店頭POP
今の気分に合う一冊かも
気分、読みどころ、向いている読者を店頭POPのようにまとめました。
- こんな時に
- 遠くへ行けない日にも、食べ物を通して旅の気分を味わいたい時
- 刺さるポイント
- 世界各地のメニューを出すカフェで、日常のもやもやが少しずつほどけていく
- 向いている人
- カフェ小説、旅の気配がある物語、やさしい連作短編が好きな人
Reading Notes
読みどころメモ
音声レビューの要点
今日は、近藤史恵さんの『ときどき旅に出るカフェ』をご紹介します。
この作品の主人公は、会社員の奈良瑛子です。彼女は近所で、カフェ・ルーズという小さな店を見つけます。店を一人で切り盛りしているのは、かつて同じ職場にいた葛井円。そこでは、世界のいろいろな土地で出会った料理やお菓子が出されます。遠い国のメニューを味わううちに、瑛子はいつもの生活の中に、少しだけ旅の風が入ってくるような感覚を覚えます。
この連作短編集で扱われるのは、会社で起こる小さな違和感や、友人関係のざらつき、日々の中で言葉にしづらい寂しさです。大きな冒険に出るわけではありません。それでも、知らない味に出会うことで、登場人物たちは自分の気持ちを別の角度から見直していきます。食べ物は単なる飾りではなく、人の記憶や選択を動かすきっかけになっています。

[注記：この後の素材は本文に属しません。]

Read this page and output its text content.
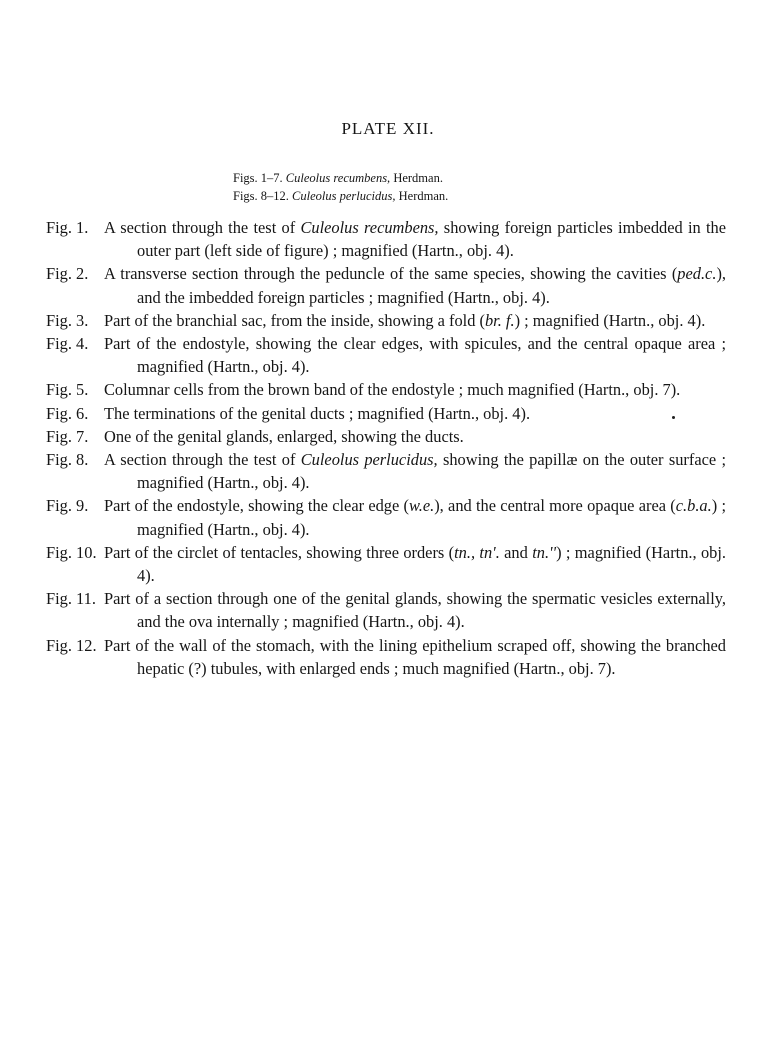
PLATE XII.
Figs. 1–7. Culeolus recumbens, Herdman.
Figs. 8–12. Culeolus perlucidus, Herdman.

Fig. 1. A section through the test of Culeolus recumbens, showing foreign particles imbedded in the outer part (left side of figure) ; magnified (Hartn., obj. 4).

Fig. 2. A transverse section through the peduncle of the same species, showing the cavities (ped.c.), and the imbedded foreign particles ; magnified (Hartn., obj. 4).

Fig. 3. Part of the branchial sac, from the inside, showing a fold (br. f.) ; magnified (Hartn., obj. 4).

Fig. 4. Part of the endostyle, showing the clear edges, with spicules, and the central opaque area ; magnified (Hartn., obj. 4).

Fig. 5. Columnar cells from the brown band of the endostyle ; much magnified (Hartn., obj. 7).

Fig. 6. The terminations of the genital ducts ; magnified (Hartn., obj. 4).

Fig. 7. One of the genital glands, enlarged, showing the ducts.

Fig. 8. A section through the test of Culeolus perlucidus, showing the papillæ on the outer surface ; magnified (Hartn., obj. 4).

Fig. 9. Part of the endostyle, showing the clear edge (w.e.), and the central more opaque area (c.b.a.) ; magnified (Hartn., obj. 4).

Fig. 10. Part of the circlet of tentacles, showing three orders (tn., tn'. and tn.'') ; magnified (Hartn., obj. 4).

Fig. 11. Part of a section through one of the genital glands, showing the spermatic vesicles externally, and the ova internally ; magnified (Hartn., obj. 4).

Fig. 12. Part of the wall of the stomach, with the lining epithelium scraped off, showing the branched hepatic (?) tubules, with enlarged ends ; much magnified (Hartn., obj. 7).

瑛子と円の関係も、作品の大切な読みどころです。昔の同僚として知っていた相手が、今は別の場所で自分の店を持っている。その距離感には、懐かしさと少しの戸惑いがあります。円の過去や店に込められた思いが見えてくるにつれて、カフェ・ルーズは、ただ珍しいものを食べる場所ではなく、人が自分のペースを取り戻すための場所として立ち上がってきます。
『ときどき旅に出るカフェ』は、旅、食、仕事、友情がやわらかく重なる物語です。疲れた日常から少しだけ離れたい時、でも現実を投げ出すのではなく、明日を少し軽くしたい時に手に取りたくなる一冊です。